どのように仲睦まじいカップルでも、突然の妊娠は困った問題。授かりたくてできた子どもはうれしいものだが、望まぬ妊娠はその仲を引き裂きかねない大きな問題に発展してしまう。
そもそもコンドームが日本で誕生したのは明治42年。しかし、避妊具というよりはおもちゃ的なものだったそう。今のようなラテックス製の者が誕生するのは昭和9年、これが普及したのが昭和末期というのだから驚きである。その目的も性病の感染を防ぐことが目的で、避妊具としての利用はごく最近のものなのだ。
これだけ遅れてきた避妊技術だが、そうした方法のなかった江戸時代、人はどのようにして避妊をしてきたのだろうか。
そもそも、江戸時代には妊娠についての知識というものが乏しかった。科学的な根拠もなく、迷信的な今では考えられないような方法が世間で横行していたようだ。また処女性に対する倫理観も、今と比べると低かったようで、ある意味、セックスに対して開放的だったのかもしれない。

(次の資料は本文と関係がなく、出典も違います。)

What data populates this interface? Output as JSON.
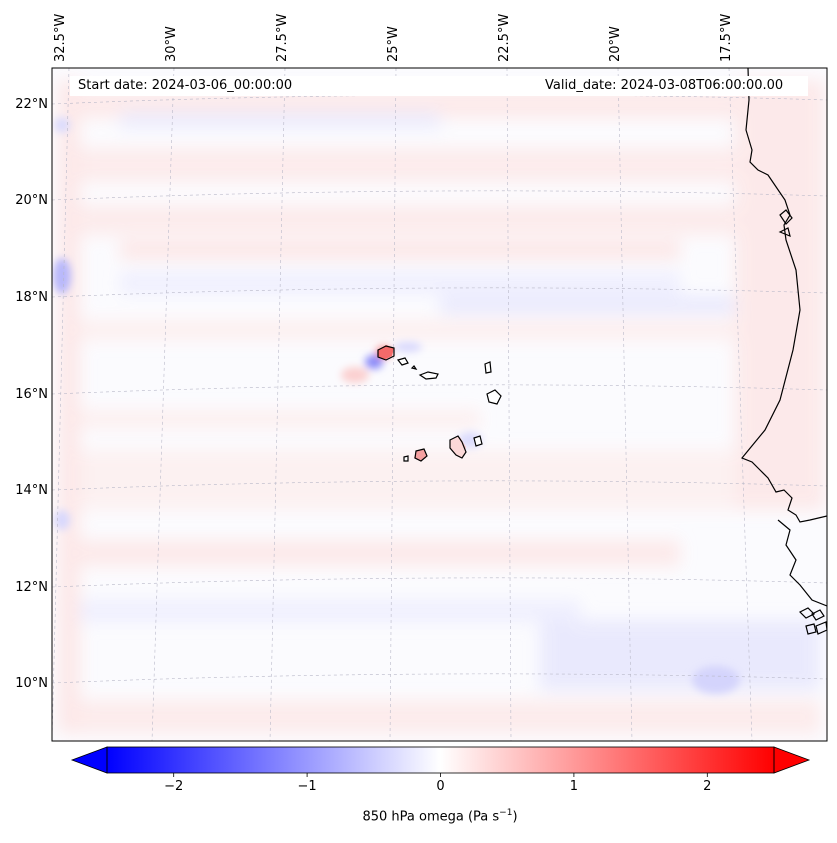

そうしたことが背景にあったため、この時代の女性というのは割と簡単に、男性からのセックスに応じていたようだ。そのため、妊娠する確率も高く、結果として望まれないものであれば中絶も多かったという。それでも妊娠はしたくない、という意識はあったようで、そのための方法は存在した。
■江戸時代のコンドーム
べっ甲性のペニスに装着する器具だったが、その材質から装着感は非常に悪かった。また、魚の浮袋をペニスに被せて使うこともあったそうだが、非常に破れやすく、妊娠のリスクは高かったという。
■江戸時代の避妊薬
これこそ眉唾の最たるもので、その効果はまったくないとされている。「朔日丸」(ついたちがん)と呼ばれたこの薬は、月に一回服用すれば避妊できるとされていたのだが、水銀が含まれていたようで、体によくないことが想像できる。今でいうピルのような使い方をされていた。
■お灸
へその下にお灸をすることで避妊できたとされる方法。堕胎のツボがあるとされていたのかもしれないが、その根拠はまったくない。
■江戸時代のペッサリー
女性器の奥に薄い紙を詰めることで精子の侵入を防ぐ方法。理に叶ってはいるのだが、この紙が破れやすいこともあって効果はあまり期待できなかっただろう。
■水で洗う
セックス後に水洗いをするという方法だが、射精後の精子がすぐに子宮へと到達することを考えれば、無意味であることがわかる。
このように、一見理に叶っていそうだが効果のない方法が用いられていた避妊術。